(Chuck Muth, President, Citizen Outreach) – “In July 2015,” wrote Michael Lucci, Vice President of Policy for the Illinois Institute, this week, “Mondelez International” – makers of Oreo cookies – “announced plans to move production from Chicago and invest $130 million to install four new food manufacturing lines in Salinas, Mexico.”
Lucci, a critic of the U.S. sugar program, went on to claim “The problem is the price of sugar, which is unusually high in the United States due to restrictions on sugar imports.”
Is he right? Did American sugar famers kill American-made Oreos and drive their production to Mexico?
No way, Jose.
According to Lucci, as of December 2nd U.S. sugar “is priced at 29 cents per pound for March delivery.” But get this: The price of a pound of sugar 30 long years ago was…29 cents per pound!
One can only claim this price to be “unusually high” if by “unusual” you mean “exactly the same.”
Mr. Lucci went on to claim that foreign sugar is cheaper on the world market because it “is produced more efficiently in tropical countries.”
No, it’s not.
First, there’s no way on God’s green sugar-flavored earth that foreign sugar farmers are more efficient than American farmers. Not even close.
Secondly, the real reason sugar from some foreign nations is cheaper on the world market is substantial government subsidies to their comparatively inefficient, home-grown sugar farmers.
Lucci goes on to quote a decade-old report from the International Trade Administration that claimed the loss of confectionary manufacturing jobs in Chicago could be “attributed, in part, to high U.S. sugar prices.”

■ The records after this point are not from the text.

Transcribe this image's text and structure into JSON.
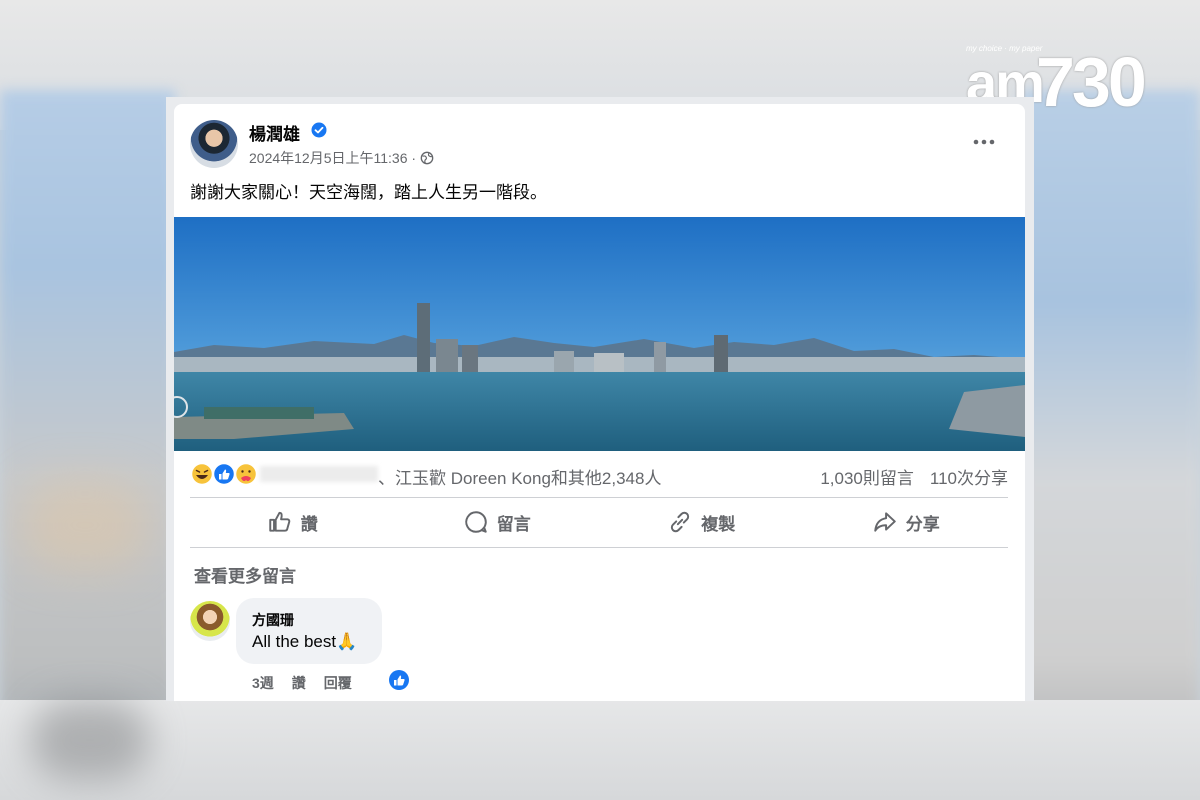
{
  "watermark": {
    "tagline": "my choice · my paper",
    "brand": "am",
    "number": "730"
  },
  "post": {
    "author": "楊潤雄",
    "verified": true,
    "timestamp": "2024年12月5日上午11:36 ·",
    "audience_icon": "globe-icon",
    "more_icon": "more-options-icon",
    "caption": "謝謝大家關心！天空海闊，踏上人生另一階段。",
    "photo_description_icon": "harbour-photo"
  },
  "stats": {
    "reaction_icons": [
      "haha-reaction-icon",
      "like-reaction-icon",
      "care-reaction-icon"
    ],
    "likers": "、江玉歡 Doreen Kong和其他2,348人",
    "comments": "1,030則留言",
    "shares": "110次分享"
  },
  "actions": {
    "like": "讚",
    "comment": "留言",
    "copy": "複製",
    "share": "分享"
  },
  "comments": {
    "view_more": "查看更多留言",
    "items": [
      {
        "author": "方國珊",
        "text": "All the best🙏",
        "time": "3週",
        "like": "讚",
        "reply": "回覆",
        "reaction_icon": "like-reaction-icon"
      }
    ]
  },
  "colors": {
    "facebook_blue": "#1877f2",
    "secondary_text": "#65676b",
    "primary_text": "#050505",
    "divider": "#ced0d4"
  }
}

First, that report is TEN YEARS OLD.
Secondly, to say “in part” – as compared to other more critical “parts,” such as labor costs, taxes, insurance, government regulations, etc. – is like saying Hillary Clinton lost the election, “in part,” because she once dabbled in cattle futures.
While both statements can be construed literally as true, the “in part” part is so insignificant that anyone who raises it should, frankly, be embarrassed and apologize.
Alas, opposing the U.S. sugar program, like love itself, means never having to say you’re sorry – regardless of how hollow and substance-free your arguments are.